Ben Schreer, do Instituto Internacional de Estudos Estratégicos, um think tank, diz que com a Alemanha prestes a quase duplicar o seu orçamento de defesa nos próximos três anos, a Airbus pode fazer exactamente isso. Quer que um caça projetado pela Dassault seja mais pesado que um avião. A Airbus também pode fazer parceria com a sueca Saab, fabricante do Gripen, o que esfriou seu interesse em se juntar ao projeto rival britânico-ítalo-japonês. Com toda a conversa sobre a redução da fragmentação industrial, a Europa poderá acabar com quatro caças diferentes de sexta geração.

Dois outros importantes projectos europeus conjuntos estão em melhor forma. Lançada em 2024, a Abordagem Europeia de Ataque de Longo Alcance (ELSA) irá desenvolver mísseis balísticos e de cruzeiro. Tem sete parceiros: França, Alemanha, Itália, Países Baixos, Polónia, Suécia e Reino Unido. A European Sky Shield Initiative (ESSI), lançada em 2022, é um plano de aquisição de sistemas de defesa aérea alemão com a adesão de mais de 20 países.

Nenhum é tão ambicioso quanto o FCAS. A ELSA é uma coligação gratuita que incentiva programas entre dois ou três parceiros ao mesmo tempo. Assim, a França, a Itália e a Grã-Bretanha estão a desenvolver um míssil de cruzeiro secreto, enquanto a Alemanha está a construir uma versão poderosa do míssil Taurus com a Suécia.

ESSI é diferente. Fornecerá um conjunto passivo para os fins declarados: sistemas europeus para funções de curta e média duração; Dispositivos Patriot Americano e Arrow Israelense para capacidades de longo alcance. A França não aderiu, dizendo que a Europa não deveria confiar nos sistemas americanos, mesmo que demorasse mais tempo a construir o seu próprio. Mas Schreer diz que reunir recursos para comprar sistemas existentes é preferível a planos conjuntos complexos para desenvolver novos sistemas.

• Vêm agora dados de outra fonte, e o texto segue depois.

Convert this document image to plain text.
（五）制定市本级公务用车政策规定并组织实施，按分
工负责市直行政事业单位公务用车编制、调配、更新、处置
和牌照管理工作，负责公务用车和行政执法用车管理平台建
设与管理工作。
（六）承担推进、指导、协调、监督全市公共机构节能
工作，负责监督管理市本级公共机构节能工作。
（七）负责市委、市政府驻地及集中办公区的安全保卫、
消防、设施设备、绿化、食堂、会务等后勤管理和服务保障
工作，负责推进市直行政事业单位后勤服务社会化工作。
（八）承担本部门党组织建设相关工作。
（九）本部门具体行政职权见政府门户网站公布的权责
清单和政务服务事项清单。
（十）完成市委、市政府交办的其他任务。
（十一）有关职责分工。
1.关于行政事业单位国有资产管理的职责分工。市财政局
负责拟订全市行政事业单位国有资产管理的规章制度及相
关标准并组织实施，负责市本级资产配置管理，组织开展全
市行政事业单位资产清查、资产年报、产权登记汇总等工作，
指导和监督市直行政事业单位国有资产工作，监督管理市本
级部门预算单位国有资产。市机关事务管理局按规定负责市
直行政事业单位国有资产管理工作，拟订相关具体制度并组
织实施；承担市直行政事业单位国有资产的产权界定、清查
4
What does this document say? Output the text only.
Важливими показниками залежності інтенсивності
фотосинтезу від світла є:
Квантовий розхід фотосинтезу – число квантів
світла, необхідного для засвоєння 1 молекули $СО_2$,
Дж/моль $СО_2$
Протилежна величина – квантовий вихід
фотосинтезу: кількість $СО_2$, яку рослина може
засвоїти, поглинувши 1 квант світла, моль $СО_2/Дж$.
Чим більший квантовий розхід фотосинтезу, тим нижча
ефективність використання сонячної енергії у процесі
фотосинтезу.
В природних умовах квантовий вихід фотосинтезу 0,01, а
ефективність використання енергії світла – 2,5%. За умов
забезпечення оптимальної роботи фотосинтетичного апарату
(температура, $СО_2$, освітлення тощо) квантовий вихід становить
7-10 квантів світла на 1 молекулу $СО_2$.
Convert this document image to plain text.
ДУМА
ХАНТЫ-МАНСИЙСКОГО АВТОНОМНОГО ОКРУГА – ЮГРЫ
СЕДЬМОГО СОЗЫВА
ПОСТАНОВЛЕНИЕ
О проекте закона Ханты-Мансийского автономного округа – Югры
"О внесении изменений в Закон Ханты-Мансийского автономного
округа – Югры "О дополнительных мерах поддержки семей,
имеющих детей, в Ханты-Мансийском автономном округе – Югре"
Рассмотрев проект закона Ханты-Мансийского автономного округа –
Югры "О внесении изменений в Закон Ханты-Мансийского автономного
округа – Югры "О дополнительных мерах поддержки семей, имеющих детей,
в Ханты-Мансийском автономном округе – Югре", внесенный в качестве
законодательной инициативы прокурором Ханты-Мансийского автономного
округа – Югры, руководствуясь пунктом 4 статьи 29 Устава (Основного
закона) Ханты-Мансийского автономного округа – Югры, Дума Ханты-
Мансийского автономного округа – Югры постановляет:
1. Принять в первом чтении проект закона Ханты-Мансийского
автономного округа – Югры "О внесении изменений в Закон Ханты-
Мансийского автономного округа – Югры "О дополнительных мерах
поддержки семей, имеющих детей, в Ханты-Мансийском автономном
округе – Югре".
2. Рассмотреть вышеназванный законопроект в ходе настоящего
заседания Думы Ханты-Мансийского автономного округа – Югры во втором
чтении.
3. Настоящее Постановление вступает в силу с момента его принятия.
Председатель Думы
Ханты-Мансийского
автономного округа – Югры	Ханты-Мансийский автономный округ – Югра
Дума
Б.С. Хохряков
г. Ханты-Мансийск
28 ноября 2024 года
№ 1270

Camille Grand, da ASD, o órgão comercial europeu da indústria espacial, de segurança e de defesa, afirma que, por outro lado, os orçamentos de defesa em rápido crescimento em alguns países poderiam reduzir a pressão e tornar a cooperação menos provável do que quando o dinheiro era mais escasso. “Eles podem pesar os benefícios de uma estratégia nacional em relação à complexidade da cooperação”, disse ele.

Durante anos, a França adoptou a abordagem mais nacionalista às aquisições militares na Europa. Mas a Alemanha poderá em breve gastar o dobro da França na defesa. A recusa da Alemanha em ser um parceiro júnior no FCAS reflecte esta nova força fiscal. “A questão”, diz Grand, “é até que ponto a cooperação é desejável e em que âmbito?”